Sebelum lanjut membaca, konten ini lebih diperuntukkan bagi mereka yang berusia 18+. Please read responsibly.
Suka sama suka, cinta, dan kasih sayang. Gue ngerasa semua manusia memiliki rasa itu terhadap siapapun. Baik itu ke lawan jenis, sesama jenis, beda umur, bahkan sampai beda dimensi pun juga ada; dan ya se-pengetahuan gue, ada pro dan kontra terhadap penyampaian rasa cinta atau kasih sayang itu.
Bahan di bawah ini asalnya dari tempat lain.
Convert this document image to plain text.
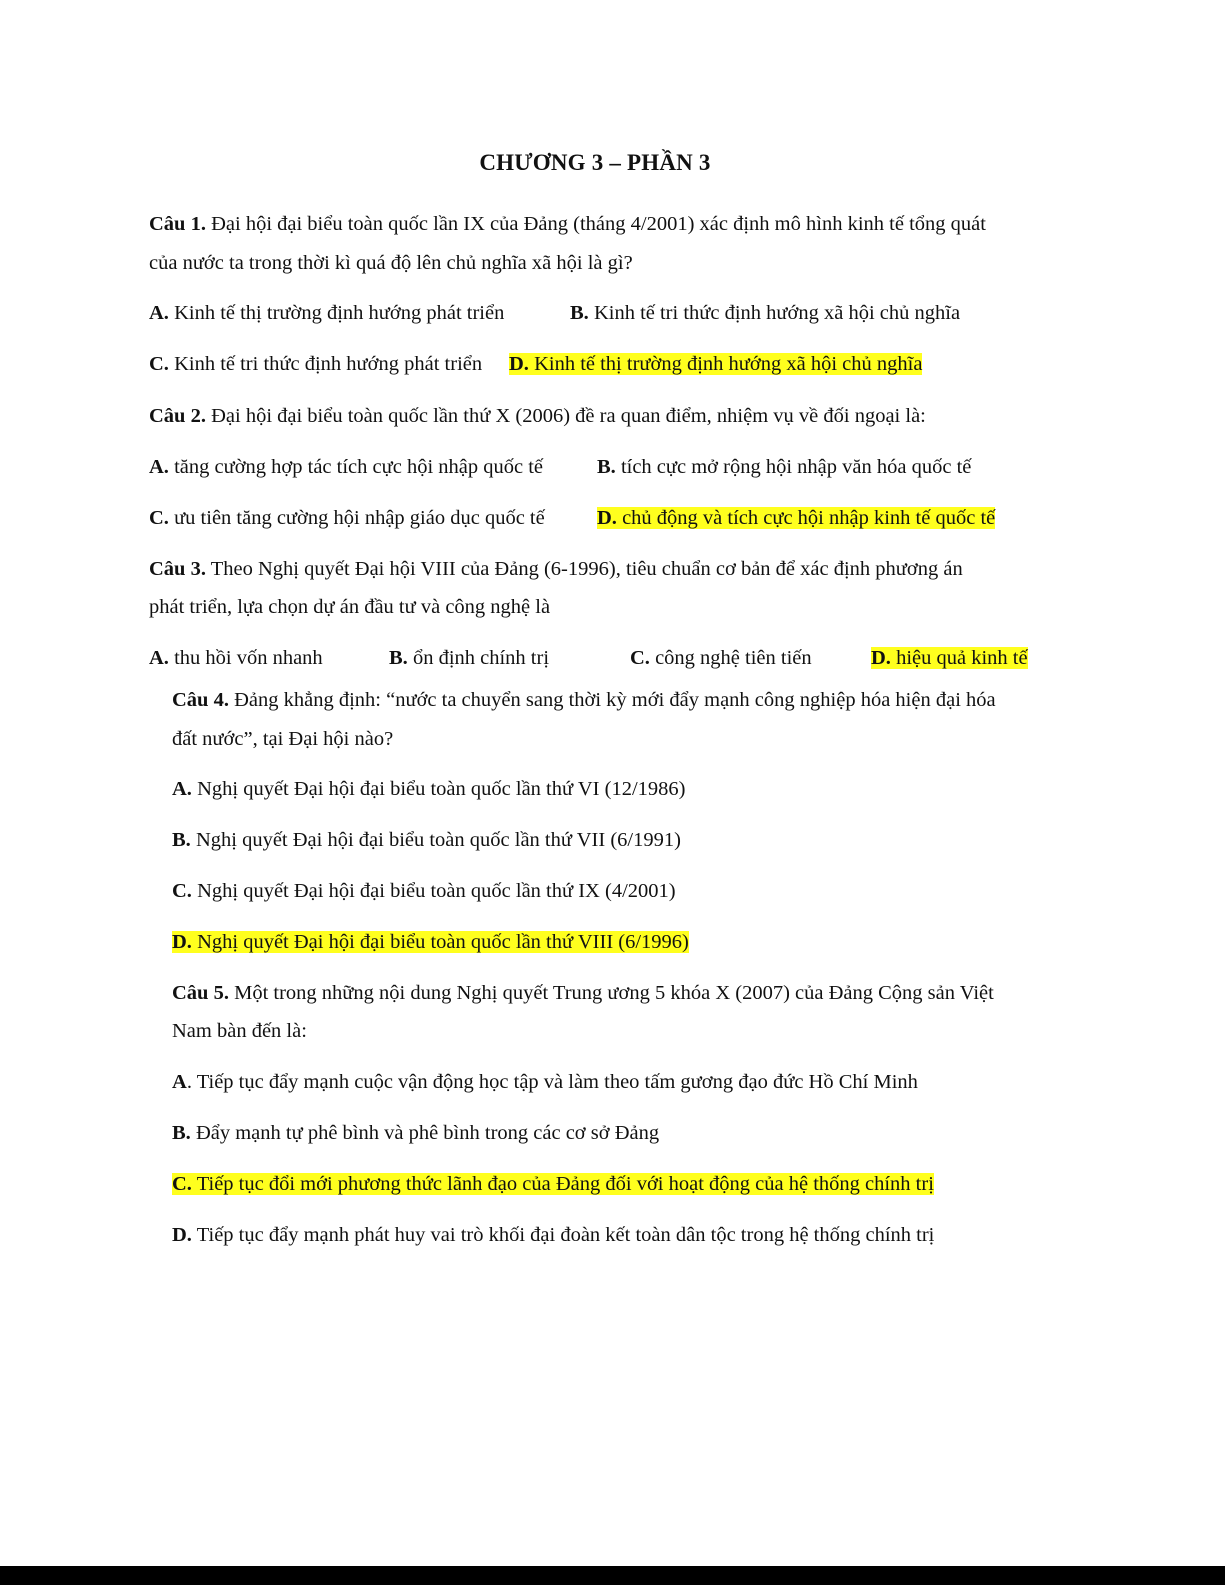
CHƯƠNG 3 – PHẦN 3
Câu 1. Đại hội đại biểu toàn quốc lần IX của Đảng (tháng 4/2001) xác định mô hình kinh tế tổng quát
của nước ta trong thời kì quá độ lên chủ nghĩa xã hội là gì?
A. Kinh tế thị trường định hướng phát triển	B. Kinh tế tri thức định hướng xã hội chủ nghĩa
C. Kinh tế tri thức định hướng phát triển D. Kinh tế thị trường định hướng xã hội chủ nghĩa
Câu 2. Đại hội đại biểu toàn quốc lần thứ X (2006) đề ra quan điểm, nhiệm vụ về đối ngoại là:
A. tăng cường hợp tác tích cực hội nhập quốc tế	B. tích cực mở rộng hội nhập văn hóa quốc tế
C. ưu tiên tăng cường hội nhập giáo dục quốc tế	D. chủ động và tích cực hội nhập kinh tế quốc tế
Câu 3. Theo Nghị quyết Đại hội VIII của Đảng (6-1996), tiêu chuẩn cơ bản để xác định phương án
phát triển, lựa chọn dự án đầu tư và công nghệ là
A. thu hồi vốn nhanh	B. ổn định chính trị	C. công nghệ tiên tiến	D. hiệu quả kinh tế
Câu 4. Đảng khẳng định: “nước ta chuyển sang thời kỳ mới đẩy mạnh công nghiệp hóa hiện đại hóa
đất nước”, tại Đại hội nào?
A. Nghị quyết Đại hội đại biểu toàn quốc lần thứ VI (12/1986)
B. Nghị quyết Đại hội đại biểu toàn quốc lần thứ VII (6/1991)
C. Nghị quyết Đại hội đại biểu toàn quốc lần thứ IX (4/2001)
D. Nghị quyết Đại hội đại biểu toàn quốc lần thứ VIII (6/1996)
Câu 5. Một trong những nội dung Nghị quyết Trung ương 5 khóa X (2007) của Đảng Cộng sản Việt
Nam bàn đến là:
A. Tiếp tục đẩy mạnh cuộc vận động học tập và làm theo tấm gương đạo đức Hồ Chí Minh
B. Đẩy mạnh tự phê bình và phê bình trong các cơ sở Đảng
C. Tiếp tục đổi mới phương thức lãnh đạo của Đảng đối với hoạt động của hệ thống chính trị
D. Tiếp tục đẩy mạnh phát huy vai trò khối đại đoàn kết toàn dân tộc trong hệ thống chính trị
Tapi pernah nggak sih kalian kepikiran make aplikasi di gawai kalian untuk menemukan jodoh atau belahan jiwa? Gue kebetulan orang yang make aplikasi demi mencoba peruntungan dalam mencari jodoh, dan berhasil. Tapi ini gue ceritain entar aja, gue jabarkan dulu apa sih sebenernya aplikasi kencan atau jodoh itu, dan gimana cara-caranya.
Aplikasi kenamaan yang gue tahu ada Tinder, OKCupid, Bumble dan Coffee Meets Bagel. Tapi FYI aja nih, ada yang spesifik kayak Grindr dan Blued, yang dua nama ini silakan cari sendiri fungsi khususnya buat apa, daripada gue salah tafsir.
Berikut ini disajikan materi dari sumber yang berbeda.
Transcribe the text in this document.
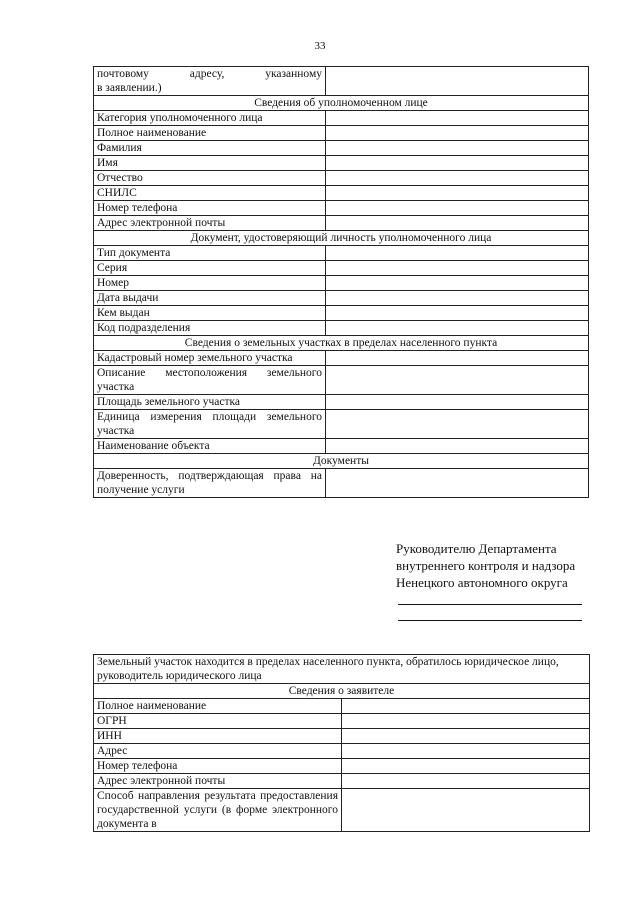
33
почтовому адресу, указанному
в заявлении.)	

Сведения об уполномоченном лице	
Категория уполномоченного лица	
Полное наименование	
Фамилия	
Имя	
Отчество	
СНИЛС	
Номер телефона	
Адрес электронной почты	
Документ, удостоверяющий личность уполномоченного лица	
Тип документа	
Серия	
Номер	
Дата выдачи	
Кем выдан	
Код подразделения	
Сведения о земельных участках в пределах населенного пункта	
Кадастровый номер земельного участка	
Описание местоположения земельного участка	
Площадь земельного участка	
Единица измерения площади земельного участка	
Наименование объекта	
Документы	
Доверенность, подтверждающая права на получение услуги	
Руководителю Департамента
внутреннего контроля и надзора
Ненецкого автономного округа
Земельный участок находится в пределах населенного пункта, обратилось юридическое лицо, руководитель юридического лица	
Сведения о заявителе	
Полное наименование	
ОГРН	
ИНН	
Адрес	
Номер телефона	
Адрес электронной почты	
Способ направления результата предоставления государственной услуги (в форме электронного документа в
Apa aja sih hal-hal yang bikin orang make aplikasi buat nyari jodoh, atau mungkin sekedar nyari temen ngopi? Tapi sebelumnya, gue akan kasih contoh menarik versi awal mencari jodoh secara acak/random atau berkenalan dengan perantara/comblang.
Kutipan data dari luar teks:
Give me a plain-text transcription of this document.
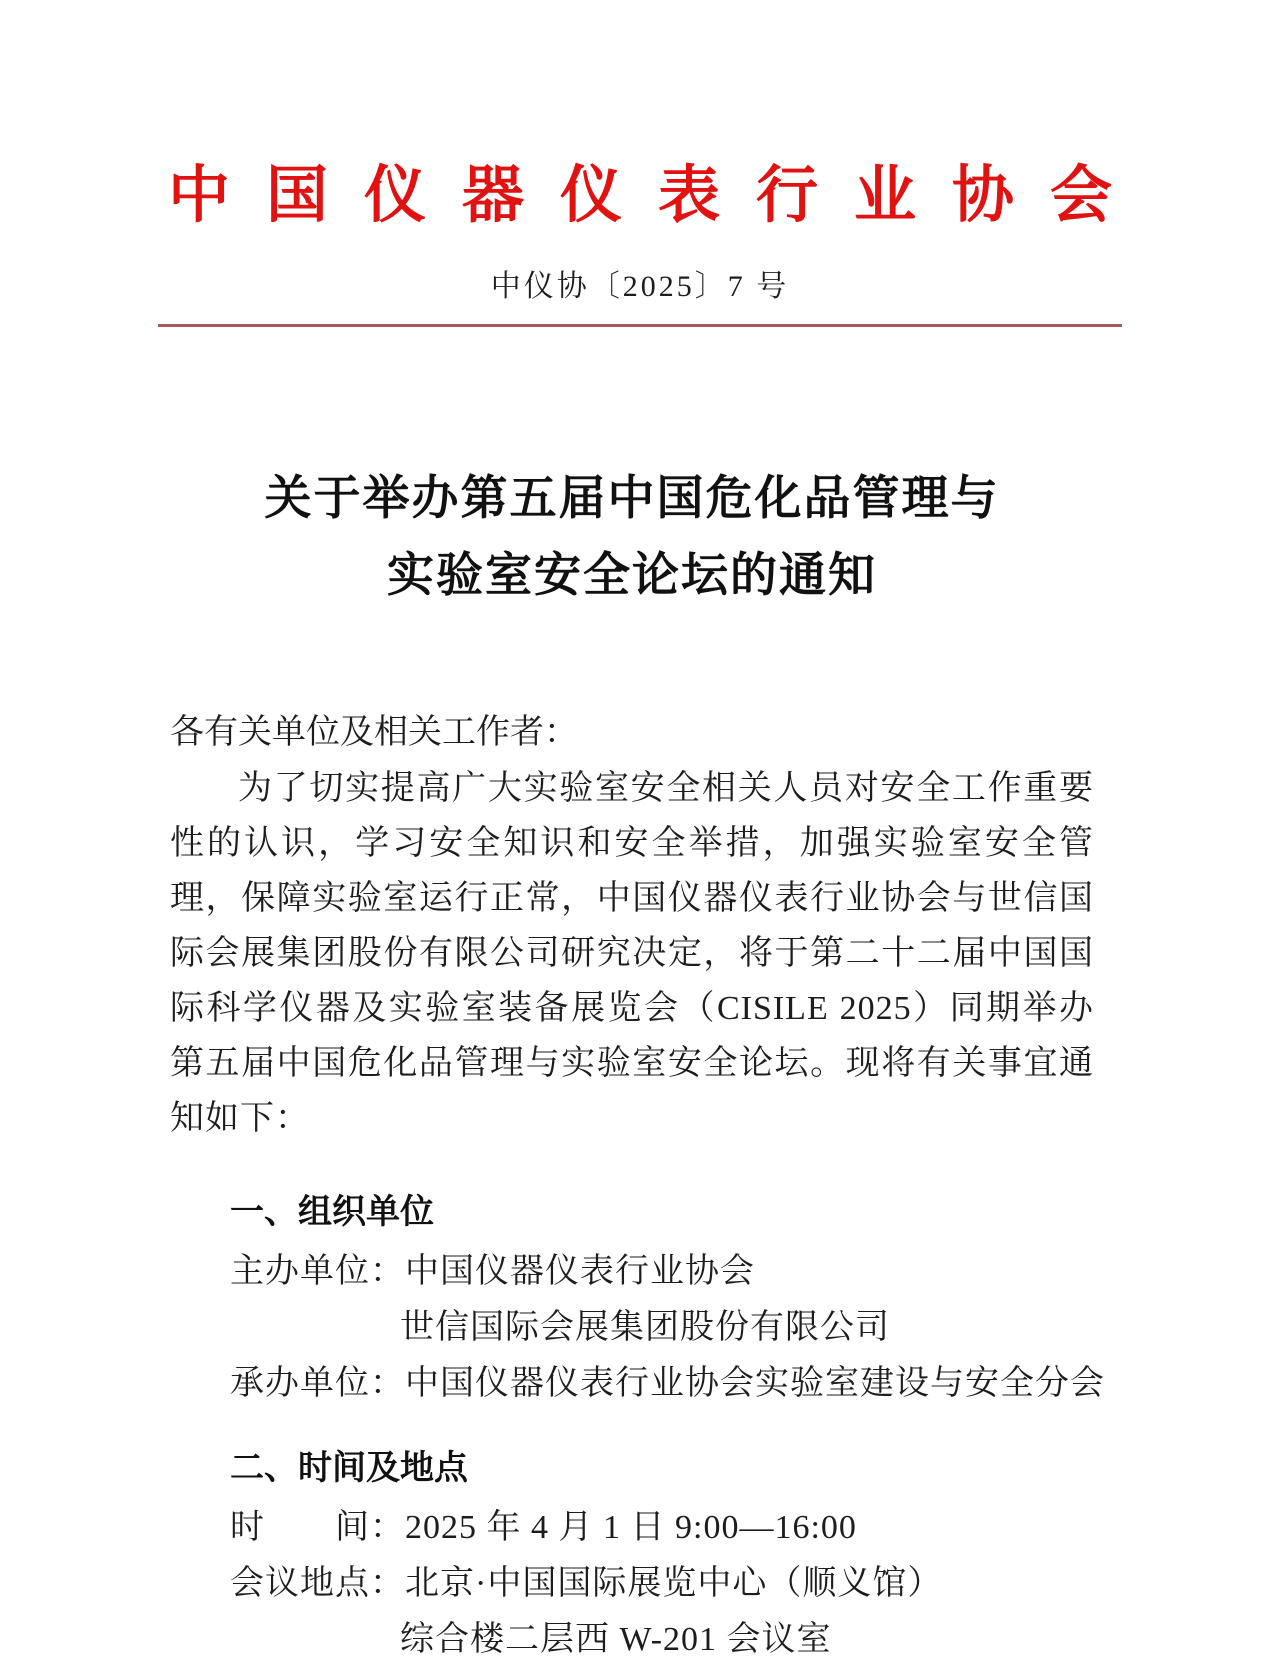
中国仪器仪表行业协会
中仪协〔2025〕7 号
关于举办第五届中国危化品管理与
实验室安全论坛的通知

各有关单位及相关工作者：

为了切实提高广大实验室安全相关人员对安全工作重要性的认识，学习安全知识和安全举措，加强实验室安全管理，保障实验室运行正常，中国仪器仪表行业协会与世信国际会展集团股份有限公司研究决定，将于第二十二届中国国际科学仪器及实验室装备展览会（CISILE 2025）同期举办第五届中国危化品管理与实验室安全论坛。现将有关事宜通知如下：

一、组织单位

主办单位：中国仪器仪表行业协会

世信国际会展集团股份有限公司

承办单位：中国仪器仪表行业协会实验室建设与安全分会

二、时间及地点

时　　间：2025 年 4 月 1 日 9:00—16:00

会议地点：北京·中国国际展览中心（顺义馆）

综合楼二层西 W-201 会议室
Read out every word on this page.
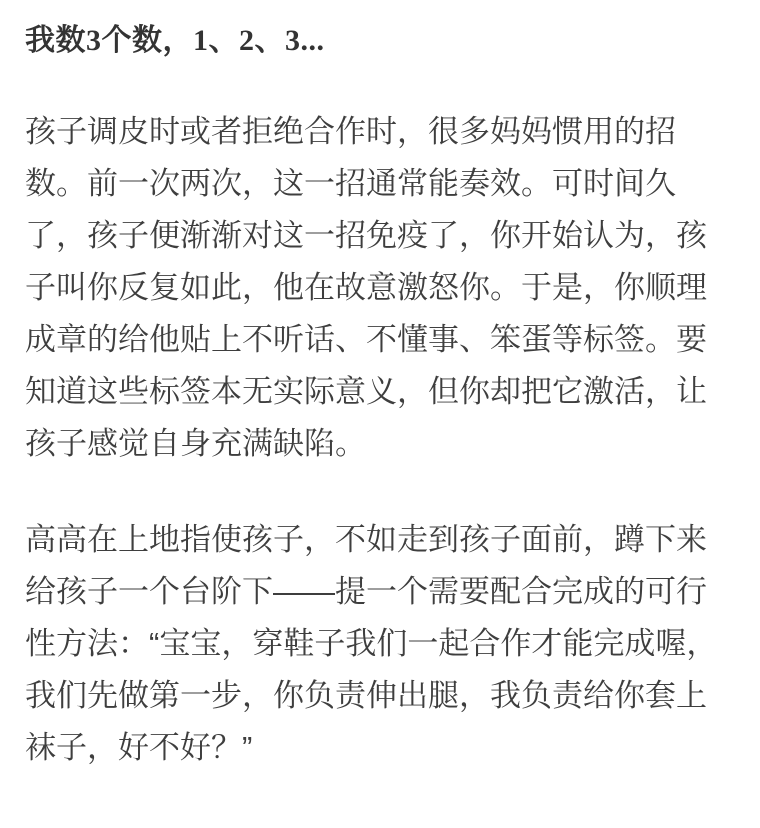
我数3个数，1、2、3...

孩子调皮时或者拒绝合作时，很多妈妈惯用的招数。前一次两次，这一招通常能奏效。可时间久了，孩子便渐渐对这一招免疫了，你开始认为，孩子叫你反复如此，他在故意激怒你。于是，你顺理成章的给他贴上不听话、不懂事、笨蛋等标签。要知道这些标签本无实际意义，但你却把它激活，让孩子感觉自身充满缺陷。

高高在上地指使孩子，不如走到孩子面前，蹲下来给孩子一个台阶下——提一个需要配合完成的可行性方法：“宝宝，穿鞋子我们一起合作才能完成喔，我们先做第一步，你负责伸出腿，我负责给你套上袜子，好不好？”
Era "Kontak" Harian Kompas
Gue baru inget banget waktu lagi nyusun draft blog ini, ada salah satu bentuk perjodohan yang dilakukan secara tidak langsung, yaitu melalui koran nasional. Koran nasional yang gue maksud ini adalah Kompas; tepatnya dulu sekali mereka punya rubrik Kontak, yang kalau gue nggak salah inget, muncul di setiap edisi hari Minggu. Kenapa gue ingetnya hari Minggu? Karena halaman TTS Kompas hanya muncul setiap hari Minggu.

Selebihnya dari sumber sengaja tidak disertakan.